下面是你应该知道的每个 CPU 的状态:
* **每个 CPU 的内核栈**
因为内核能够同时捕获多个 CPU因此我们需要为每个 CPU 准备一个单独的内核栈,以防止它们运行的程序之间产生相互干扰。数组 `percpu_kstacks[NCPU][KSTKSIZE]` 为 NCPU 的内核栈资产保留了空间。
在实验 2 中,你映射的 `bootstack` 所引用的物理内存,就作为 `KSTACKTOP` 以下的 BSP 的内核栈。同样,在本实验中,你将每个 CPU 的内核栈映射到这个区域而使用保护页做为它们之间的缓冲区。CPU 0 的栈将从 `KSTACKTOP` 处向下增长CPU 1 的栈将从 CPU 0 的栈底部的 `KSTKGAP` 字节处开始,依次类推。在 `inc/memlayout.h` 中展示了这个映射布局。
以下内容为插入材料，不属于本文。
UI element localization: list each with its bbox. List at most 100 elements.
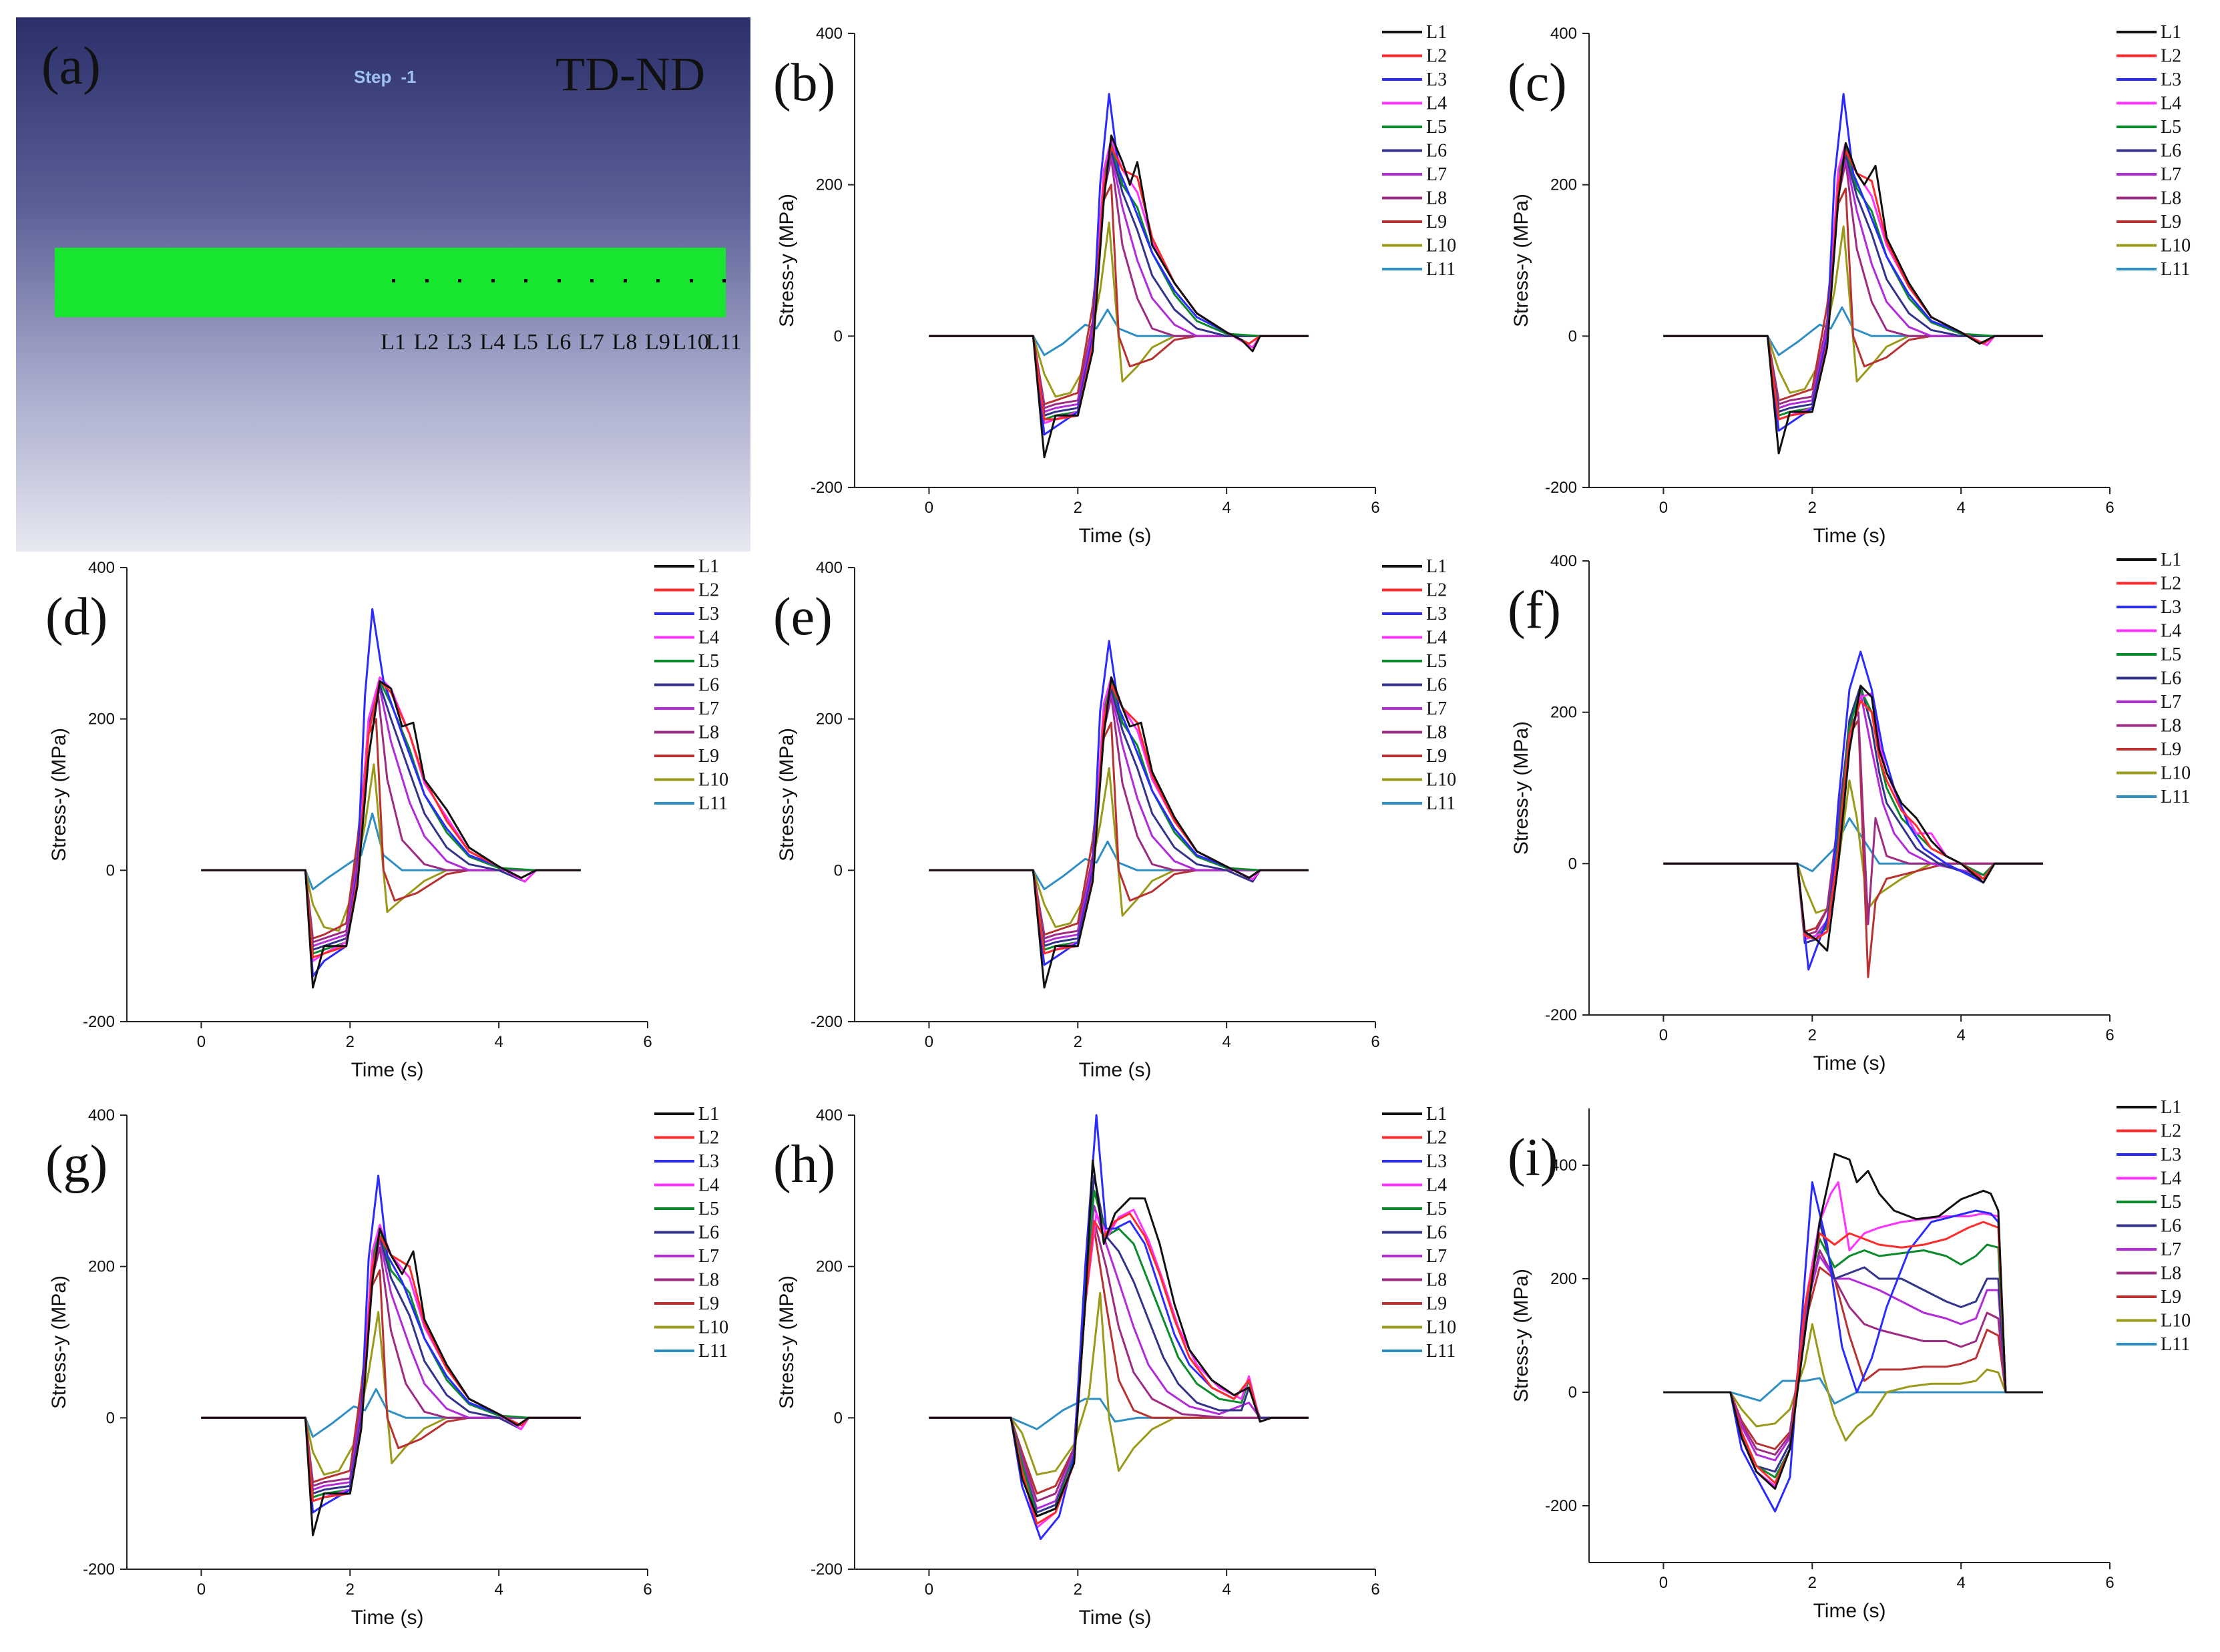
legend-label-l7: L7 [698, 698, 719, 719]
series-line-l9 [929, 184, 1309, 405]
legend-label-l11: L11 [2161, 1334, 2190, 1355]
x-tick-label: 2 [1808, 1574, 1817, 1592]
legend-label-l4: L4 [2161, 93, 2181, 114]
location-point-l10 [689, 279, 693, 282]
legend-label-l11: L11 [698, 1341, 728, 1362]
legend-label-l1: L1 [1426, 22, 1447, 43]
series-line-l11 [929, 1398, 1309, 1430]
series-line-l2 [1663, 700, 2043, 941]
series-line-l6 [201, 684, 581, 951]
legend-label-l8: L8 [1426, 722, 1447, 743]
location-point-l2 [425, 279, 429, 282]
series-line-l1 [1663, 142, 2043, 455]
legend-label-l1: L1 [2161, 1097, 2181, 1118]
legend-label-l9: L9 [698, 1293, 719, 1314]
y-axis-title: Stress-y (MPa) [48, 1275, 70, 1409]
y-tick-label: 0 [1568, 327, 1577, 345]
legend-label-l5: L5 [698, 1199, 719, 1219]
series-line-l7 [1663, 1255, 2043, 1462]
legend-label-l6: L6 [2161, 1216, 2181, 1237]
legend-label-l7: L7 [698, 1246, 719, 1267]
y-tick-label: 0 [834, 327, 843, 345]
series-line-l7 [201, 687, 581, 948]
legend-label-l6: L6 [1426, 1223, 1447, 1243]
panel-label-d: (d) [45, 588, 107, 646]
panel-label-e: (e) [773, 588, 833, 646]
series-line-l11 [201, 812, 581, 891]
y-tick-label: -200 [83, 1013, 115, 1031]
location-point-l1 [392, 279, 395, 282]
location-point-l11 [722, 279, 726, 282]
x-tick-label: 0 [197, 1581, 206, 1599]
series-line-l7 [929, 1205, 1309, 1510]
legend-label-l10: L10 [698, 1317, 728, 1338]
y-tick-label: -200 [1545, 1497, 1577, 1515]
legend-label-l7: L7 [2161, 1239, 2181, 1260]
legend-label-l5: L5 [2161, 117, 2181, 138]
location-label-l5: L5 [513, 330, 538, 355]
chart-panel-f: 0 2 4 6 -200 0 200 400 Time (s) Stress-y (MPa) (f)… [1496, 541, 2220, 1088]
y-tick-label: 400 [1550, 25, 1577, 43]
chart-svg-g: 0 2 4 6 -200 0 200 400 Time (s) Stress-y (MPa) (g)… [45, 1104, 728, 1629]
x-tick-label: 4 [1956, 1574, 1965, 1592]
legend-label-l4: L4 [698, 1175, 719, 1196]
panel-label-a: (a) [41, 37, 101, 95]
legend-label-l4: L4 [2161, 1169, 2181, 1189]
y-axis-title: Stress-y (MPa) [776, 194, 798, 327]
location-point-l6 [557, 279, 561, 282]
location-point-l9 [656, 279, 660, 282]
x-tick-label: 2 [1074, 1033, 1082, 1051]
location-label-l10: L10 [672, 330, 709, 355]
y-tick-label: -200 [811, 1561, 843, 1579]
legend-label-l5: L5 [1426, 1199, 1447, 1219]
legend-label-l2: L2 [698, 1128, 719, 1149]
series-line-l3 [1663, 650, 2043, 971]
location-point-l4 [491, 279, 495, 282]
legend-label-l6: L6 [1426, 675, 1447, 696]
legend-label-l6: L6 [1426, 141, 1447, 162]
series-line-l3 [1663, 1181, 2043, 1512]
series-line-l10 [201, 1311, 581, 1476]
series-line-l3 [1663, 93, 2043, 432]
legend-label-l10: L10 [1426, 1317, 1456, 1338]
y-tick-label: 200 [88, 710, 115, 729]
x-tick-label: 6 [2105, 1574, 2114, 1592]
location-label-l1: L1 [381, 330, 406, 355]
series-group [929, 1114, 1309, 1540]
x-tick-label: 2 [1074, 1581, 1082, 1599]
location-point-l8 [623, 279, 627, 282]
series-group [929, 640, 1309, 989]
y-tick-label: 400 [1550, 1157, 1577, 1175]
chart-panel-h: 0 2 4 6 -200 0 200 400 Time (s) Stress-y (MPa) (h)… [761, 1095, 1496, 1643]
series-line-l7 [929, 153, 1309, 413]
location-label-l2: L2 [413, 330, 439, 355]
chart-svg-e: 0 2 4 6 -200 0 200 400 Time (s) Stress-y (MPa) (e)… [773, 556, 1456, 1081]
chart-svg-f: 0 2 4 6 -200 0 200 400 Time (s) Stress-y (MPa) (f)… [1508, 550, 2191, 1074]
location-label-l9: L9 [645, 330, 670, 355]
x-tick-label: 0 [925, 1033, 933, 1051]
legend-label-l6: L6 [698, 675, 719, 696]
x-axis-title: Time (s) [1079, 1059, 1152, 1081]
series-line-l11 [1663, 1377, 2043, 1405]
chart-svg-b: 0 2 4 6 -200 0 200 400 Time (s) Stress-y (MPa) (b)… [773, 22, 1456, 547]
legend-label-l10: L10 [698, 770, 728, 791]
y-axis-title: Stress-y (MPa) [776, 728, 798, 861]
x-tick-label: 4 [1222, 1581, 1231, 1599]
legend-label-l6: L6 [2161, 141, 2181, 162]
series-line-l10 [929, 221, 1309, 398]
y-axis-title: Stress-y (MPa) [1510, 194, 1532, 327]
y-tick-label: -200 [1545, 479, 1577, 497]
y-tick-label: -200 [811, 479, 843, 497]
legend-label-l5: L5 [2161, 644, 2181, 665]
panel-label-h: (h) [773, 1135, 835, 1194]
legend-label-l8: L8 [1426, 188, 1447, 209]
legend-label-l9: L9 [698, 746, 719, 767]
x-tick-label: 4 [1956, 1026, 1965, 1044]
series-line-l7 [929, 691, 1309, 944]
x-tick-label: 6 [1371, 1033, 1379, 1051]
y-tick-label: -200 [83, 1561, 115, 1579]
x-tick-label: 6 [1371, 1581, 1379, 1599]
series-group [1663, 1153, 2043, 1512]
series-line-l1 [201, 680, 581, 989]
series-line-l9 [929, 721, 1309, 936]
* **每个 CPU 的 TSS 和 TSS 描述符**
为了指定每个 CPU 的内核栈在哪里,也需要有一个每个 CPU 的任务状态描述符TSS。CPU _i_ 的任务状态描述符是保存在 `cpus[i].cpu_ts` 中,而对应的 TSS 描述符是定义在 GDT 条目 `gdt[(GD_TSS0 >> 3) + i]` 中。在 `kern/trap.c` 中定义的全局变量 `ts` 将不再被使用。
* **每个 CPU 当前的环境指针**
由于每个 CPU 都能同时运行不同的用户进程,所以我们重新定义了符号 `curenv`,让它指向到 `cpus[cpunum()].cpu_env`(或 `thiscpu->cpu_env`),它指向到当前 CPU代码正在运行的那个 CPU上当前正在运行的环境上。
* **每个 CPU 的系统寄存器**
所有的寄存器,包括系统寄存器,都是一个 CPU 私有的。所以,初始化这些寄存器的指令,比如 `lcr3()`、`ltr()`、`lgdt()`、`lidt()`、等待,必须在每个 CPU 上运行一次。函数 `env_init_percpu()``trap_init_percpu()` 就是为此目的而定义的。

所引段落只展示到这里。